Question

Some process are given below. What happens to the process if it subjected to a change given in the brackets?
(a) Ice $\rightleftharpoons$ water (pressure is increased)
(b) Dissolution of NaOH in water (Temperature is increased)
(c) $N_2\left(g\right)+O_2\left(g\right)\rightleftharpoons 2NO\left(g\right),\Delta H=-180.7kJ{}^{-1}$
(Pressure is increased and Temperature is decreased)

Answer 1

a) $Ice\rightleftharpoons water$

If we increase pressure, equilibrium will be shifted in the direction of less volume, hence with rise of pressure. Therefore more ice will melt into water.

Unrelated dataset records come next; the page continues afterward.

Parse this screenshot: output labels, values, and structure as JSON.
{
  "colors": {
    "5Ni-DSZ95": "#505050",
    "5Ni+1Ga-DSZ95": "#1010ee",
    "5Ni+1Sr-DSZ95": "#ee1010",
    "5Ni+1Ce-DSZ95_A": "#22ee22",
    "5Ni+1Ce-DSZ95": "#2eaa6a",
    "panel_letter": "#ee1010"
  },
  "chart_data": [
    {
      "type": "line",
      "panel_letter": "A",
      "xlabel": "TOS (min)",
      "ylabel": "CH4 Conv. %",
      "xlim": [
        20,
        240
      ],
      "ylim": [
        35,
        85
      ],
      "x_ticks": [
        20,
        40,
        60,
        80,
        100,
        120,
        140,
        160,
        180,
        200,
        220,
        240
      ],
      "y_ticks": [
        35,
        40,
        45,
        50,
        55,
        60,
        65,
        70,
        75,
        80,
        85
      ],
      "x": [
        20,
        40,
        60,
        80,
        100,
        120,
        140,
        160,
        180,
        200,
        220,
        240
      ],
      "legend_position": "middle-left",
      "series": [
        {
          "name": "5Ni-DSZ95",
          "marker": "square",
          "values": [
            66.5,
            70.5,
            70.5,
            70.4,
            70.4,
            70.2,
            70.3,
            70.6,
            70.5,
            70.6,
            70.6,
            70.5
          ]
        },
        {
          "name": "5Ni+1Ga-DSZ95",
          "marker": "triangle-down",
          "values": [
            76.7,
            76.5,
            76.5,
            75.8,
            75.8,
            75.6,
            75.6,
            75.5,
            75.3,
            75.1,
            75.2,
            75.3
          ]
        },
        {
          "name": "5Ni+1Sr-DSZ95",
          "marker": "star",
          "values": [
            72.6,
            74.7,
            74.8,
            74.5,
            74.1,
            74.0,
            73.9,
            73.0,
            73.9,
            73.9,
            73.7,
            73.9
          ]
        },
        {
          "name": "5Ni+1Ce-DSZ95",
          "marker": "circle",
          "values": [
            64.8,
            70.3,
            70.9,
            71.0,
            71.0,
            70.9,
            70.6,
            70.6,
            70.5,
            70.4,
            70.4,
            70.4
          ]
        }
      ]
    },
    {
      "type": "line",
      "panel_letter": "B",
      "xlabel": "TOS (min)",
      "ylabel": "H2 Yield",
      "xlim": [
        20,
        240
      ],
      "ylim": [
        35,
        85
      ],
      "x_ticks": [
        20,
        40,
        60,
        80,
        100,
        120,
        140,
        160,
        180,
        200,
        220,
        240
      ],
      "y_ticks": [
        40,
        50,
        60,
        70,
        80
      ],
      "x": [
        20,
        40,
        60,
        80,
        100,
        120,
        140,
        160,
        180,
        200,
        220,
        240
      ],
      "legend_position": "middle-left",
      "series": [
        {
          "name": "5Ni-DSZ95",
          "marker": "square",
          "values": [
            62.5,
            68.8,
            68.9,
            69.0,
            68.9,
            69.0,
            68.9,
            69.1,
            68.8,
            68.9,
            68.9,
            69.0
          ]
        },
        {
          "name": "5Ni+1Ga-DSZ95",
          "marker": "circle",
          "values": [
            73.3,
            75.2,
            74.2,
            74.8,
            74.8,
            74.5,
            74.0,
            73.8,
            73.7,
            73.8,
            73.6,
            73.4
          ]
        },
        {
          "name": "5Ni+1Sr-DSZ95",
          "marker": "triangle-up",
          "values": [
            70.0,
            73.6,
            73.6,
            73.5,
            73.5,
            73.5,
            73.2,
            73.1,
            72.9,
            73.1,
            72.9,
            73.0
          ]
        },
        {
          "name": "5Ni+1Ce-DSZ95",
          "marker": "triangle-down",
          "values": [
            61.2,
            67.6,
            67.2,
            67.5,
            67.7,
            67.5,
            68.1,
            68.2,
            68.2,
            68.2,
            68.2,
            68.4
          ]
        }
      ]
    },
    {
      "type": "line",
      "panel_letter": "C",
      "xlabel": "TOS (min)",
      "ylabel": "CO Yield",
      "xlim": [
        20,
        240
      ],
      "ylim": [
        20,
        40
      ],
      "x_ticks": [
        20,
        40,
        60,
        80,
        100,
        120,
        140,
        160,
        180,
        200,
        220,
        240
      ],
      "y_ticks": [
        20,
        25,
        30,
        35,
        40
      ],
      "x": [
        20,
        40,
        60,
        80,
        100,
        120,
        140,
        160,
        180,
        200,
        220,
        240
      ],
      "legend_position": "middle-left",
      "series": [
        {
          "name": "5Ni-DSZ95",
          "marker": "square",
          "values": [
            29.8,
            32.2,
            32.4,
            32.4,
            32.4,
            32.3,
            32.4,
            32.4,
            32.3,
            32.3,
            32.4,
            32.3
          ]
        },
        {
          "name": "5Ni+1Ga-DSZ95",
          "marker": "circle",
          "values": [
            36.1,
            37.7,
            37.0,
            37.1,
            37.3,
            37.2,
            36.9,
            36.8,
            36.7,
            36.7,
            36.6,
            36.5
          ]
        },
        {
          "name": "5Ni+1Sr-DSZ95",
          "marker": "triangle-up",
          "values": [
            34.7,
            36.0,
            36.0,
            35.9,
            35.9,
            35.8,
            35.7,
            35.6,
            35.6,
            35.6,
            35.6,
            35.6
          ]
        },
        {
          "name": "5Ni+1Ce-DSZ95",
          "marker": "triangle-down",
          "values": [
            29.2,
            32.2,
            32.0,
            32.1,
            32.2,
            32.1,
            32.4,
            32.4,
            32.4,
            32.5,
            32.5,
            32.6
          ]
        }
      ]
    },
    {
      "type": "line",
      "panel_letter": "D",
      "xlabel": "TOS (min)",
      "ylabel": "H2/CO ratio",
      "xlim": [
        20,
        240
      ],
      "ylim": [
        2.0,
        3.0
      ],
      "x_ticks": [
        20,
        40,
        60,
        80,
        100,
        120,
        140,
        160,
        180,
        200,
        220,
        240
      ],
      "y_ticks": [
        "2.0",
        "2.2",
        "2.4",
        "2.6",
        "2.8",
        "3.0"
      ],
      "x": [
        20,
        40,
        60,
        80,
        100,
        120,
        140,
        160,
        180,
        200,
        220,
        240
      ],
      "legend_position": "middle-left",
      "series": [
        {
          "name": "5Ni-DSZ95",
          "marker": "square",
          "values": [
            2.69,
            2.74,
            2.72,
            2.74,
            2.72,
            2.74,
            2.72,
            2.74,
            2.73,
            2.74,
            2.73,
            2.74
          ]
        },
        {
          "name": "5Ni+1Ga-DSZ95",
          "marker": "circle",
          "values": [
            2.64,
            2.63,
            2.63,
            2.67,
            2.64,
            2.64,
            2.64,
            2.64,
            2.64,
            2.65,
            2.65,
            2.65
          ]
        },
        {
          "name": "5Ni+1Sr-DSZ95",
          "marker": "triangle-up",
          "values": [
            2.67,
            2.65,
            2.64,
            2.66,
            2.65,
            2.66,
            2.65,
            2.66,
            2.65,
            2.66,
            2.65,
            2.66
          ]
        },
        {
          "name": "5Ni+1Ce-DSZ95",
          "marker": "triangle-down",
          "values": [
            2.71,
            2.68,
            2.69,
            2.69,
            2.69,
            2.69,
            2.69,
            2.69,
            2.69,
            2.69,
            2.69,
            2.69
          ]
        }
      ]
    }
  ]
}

b) $NaOH\rightleftharpoons {Na}^{+}+{OH}^{(-)}$

The reaction has a positive change of entropy $(\Delta S>0)$. Hence from the equation $\Delta G=\Delta H-T\Delta S$. So Gibss free energy will decrease with increase of the temperature. As result, the solubility of $NaOH$ increases with increase in temperature.

c) $N_2\left(g\right)+O_2\left(g\right)\rightleftharpoons 2NO\left(g\right),\Delta H=-180.7KJ/mol$

Since, ${\Delta n}_g=0$, increase in pressure does not effect the shift in equilibrium. Again it is exothermic reaction decrease in temperature will shift the equilibrium towards right.